Maybe things will boil over, and a political crisis will break out. Maybe buybacks will be banned. Maybe the Fed will be politically forced to rein in inflation at the expense of the market to a political backlash.
Anything can happen.
Know What You Don’t Know
The human brain craves answers.
We want to know what’s going on, why things happen the way they do, and how it will all play out in the future. Our survival instinct denies the unknown at all costs.
But the hard truth is, the market is too complex to boil down to a simple answer. And our inability to explain it urges us to come up with these compelling yet largely oversimplified and often false narratives.
People tend to think it’s what you don’t know that puts you in danger—quite the opposite. The unknown keeps people grounded and alert. (Unless, of course, you are just downright ignorant.)
It’s the overconfidence in a false truth that compels people into making outsized investments that blow them up.
Think the dot com, the housing boom, and, potentially, the current rally driven by the firm belief that stimulus won’t ever let up.
As Mark Twain famously said: “It ain’t what you don’t know what gets you into trouble. It’s what you know for sure that just ain’t so.”

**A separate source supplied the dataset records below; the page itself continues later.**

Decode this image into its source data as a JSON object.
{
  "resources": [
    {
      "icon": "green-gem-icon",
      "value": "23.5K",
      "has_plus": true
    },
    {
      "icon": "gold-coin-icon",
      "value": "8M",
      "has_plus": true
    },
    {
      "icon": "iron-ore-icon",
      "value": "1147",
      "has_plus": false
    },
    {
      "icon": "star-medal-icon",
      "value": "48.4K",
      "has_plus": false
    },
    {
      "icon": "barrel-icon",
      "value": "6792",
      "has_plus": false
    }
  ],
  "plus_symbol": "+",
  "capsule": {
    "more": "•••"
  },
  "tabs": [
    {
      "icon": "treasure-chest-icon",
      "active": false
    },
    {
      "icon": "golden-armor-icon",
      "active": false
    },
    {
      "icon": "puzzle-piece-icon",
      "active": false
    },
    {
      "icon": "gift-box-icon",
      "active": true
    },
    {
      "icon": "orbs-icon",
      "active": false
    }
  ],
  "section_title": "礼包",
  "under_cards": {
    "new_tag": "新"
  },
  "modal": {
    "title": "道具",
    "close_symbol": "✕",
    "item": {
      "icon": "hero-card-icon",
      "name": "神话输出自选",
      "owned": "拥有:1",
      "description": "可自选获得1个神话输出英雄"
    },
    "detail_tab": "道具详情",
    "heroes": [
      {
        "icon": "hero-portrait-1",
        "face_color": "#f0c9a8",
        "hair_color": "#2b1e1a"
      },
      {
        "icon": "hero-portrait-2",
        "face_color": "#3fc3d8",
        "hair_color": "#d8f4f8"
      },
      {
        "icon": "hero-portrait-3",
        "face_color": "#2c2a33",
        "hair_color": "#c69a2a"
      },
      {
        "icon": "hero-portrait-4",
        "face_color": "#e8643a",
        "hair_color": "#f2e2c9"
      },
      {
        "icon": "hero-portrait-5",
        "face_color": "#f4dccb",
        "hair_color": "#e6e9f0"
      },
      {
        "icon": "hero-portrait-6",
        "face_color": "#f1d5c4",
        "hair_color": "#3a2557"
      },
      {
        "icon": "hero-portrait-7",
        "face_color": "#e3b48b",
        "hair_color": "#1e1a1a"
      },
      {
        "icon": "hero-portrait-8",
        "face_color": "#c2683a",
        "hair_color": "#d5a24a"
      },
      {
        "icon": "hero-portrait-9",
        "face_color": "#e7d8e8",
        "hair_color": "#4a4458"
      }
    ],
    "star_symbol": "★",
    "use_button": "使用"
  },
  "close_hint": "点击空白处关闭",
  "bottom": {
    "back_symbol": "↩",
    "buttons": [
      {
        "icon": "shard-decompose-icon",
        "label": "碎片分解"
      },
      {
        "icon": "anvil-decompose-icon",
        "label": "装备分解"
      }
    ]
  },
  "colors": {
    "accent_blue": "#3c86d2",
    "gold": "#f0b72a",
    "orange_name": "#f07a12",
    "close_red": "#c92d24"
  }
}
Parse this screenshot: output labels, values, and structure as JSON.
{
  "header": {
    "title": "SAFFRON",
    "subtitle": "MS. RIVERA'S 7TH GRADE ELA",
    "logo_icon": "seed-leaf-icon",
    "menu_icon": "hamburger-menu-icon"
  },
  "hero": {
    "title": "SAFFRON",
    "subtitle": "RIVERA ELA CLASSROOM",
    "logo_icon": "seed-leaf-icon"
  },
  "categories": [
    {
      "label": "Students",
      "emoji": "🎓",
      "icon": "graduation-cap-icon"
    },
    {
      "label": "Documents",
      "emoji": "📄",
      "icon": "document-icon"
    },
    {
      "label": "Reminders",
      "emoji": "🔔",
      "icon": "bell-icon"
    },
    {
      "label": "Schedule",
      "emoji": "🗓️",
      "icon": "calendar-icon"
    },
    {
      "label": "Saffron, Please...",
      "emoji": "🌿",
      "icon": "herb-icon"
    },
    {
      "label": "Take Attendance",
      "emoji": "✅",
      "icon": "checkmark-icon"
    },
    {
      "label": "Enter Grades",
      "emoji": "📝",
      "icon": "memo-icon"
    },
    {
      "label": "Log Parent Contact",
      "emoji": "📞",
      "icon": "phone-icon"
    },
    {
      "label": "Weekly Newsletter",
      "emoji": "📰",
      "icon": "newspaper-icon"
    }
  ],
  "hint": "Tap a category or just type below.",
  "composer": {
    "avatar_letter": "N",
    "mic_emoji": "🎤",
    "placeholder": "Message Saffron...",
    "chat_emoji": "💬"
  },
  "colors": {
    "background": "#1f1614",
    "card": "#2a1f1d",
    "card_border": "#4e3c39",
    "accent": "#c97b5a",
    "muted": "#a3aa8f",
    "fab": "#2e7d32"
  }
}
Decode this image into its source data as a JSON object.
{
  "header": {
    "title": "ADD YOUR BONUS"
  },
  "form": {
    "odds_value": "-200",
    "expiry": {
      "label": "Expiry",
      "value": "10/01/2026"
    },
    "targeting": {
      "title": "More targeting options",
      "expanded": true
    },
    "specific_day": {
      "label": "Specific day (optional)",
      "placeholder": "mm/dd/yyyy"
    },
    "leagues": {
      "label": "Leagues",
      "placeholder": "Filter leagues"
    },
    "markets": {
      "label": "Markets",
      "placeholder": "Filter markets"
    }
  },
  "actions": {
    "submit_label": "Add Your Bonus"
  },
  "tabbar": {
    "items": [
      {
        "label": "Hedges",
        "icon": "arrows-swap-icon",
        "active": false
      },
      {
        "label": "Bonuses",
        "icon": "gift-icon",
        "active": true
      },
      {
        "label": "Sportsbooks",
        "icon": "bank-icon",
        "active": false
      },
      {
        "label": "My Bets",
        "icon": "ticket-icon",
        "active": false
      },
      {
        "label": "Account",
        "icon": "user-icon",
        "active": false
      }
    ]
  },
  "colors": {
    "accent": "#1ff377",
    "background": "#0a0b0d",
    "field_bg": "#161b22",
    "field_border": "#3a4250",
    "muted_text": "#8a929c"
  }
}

First, know what you don’t know and make peace with it. Second, diversify your views, so you aren’t betting your financial future on a single guess—be it an opinion of a pundit, our analysis, or your own gut.
Because let’s face it, most predictions are just that: a guess.
On that note…
Happy New Year, Equedia readers! I hope this year will bring all the success, monetary or otherwise, you truly deserve. But most importantly, I wish you intellectual humility and cool heads as we muddle through one of the most uncertain years in history.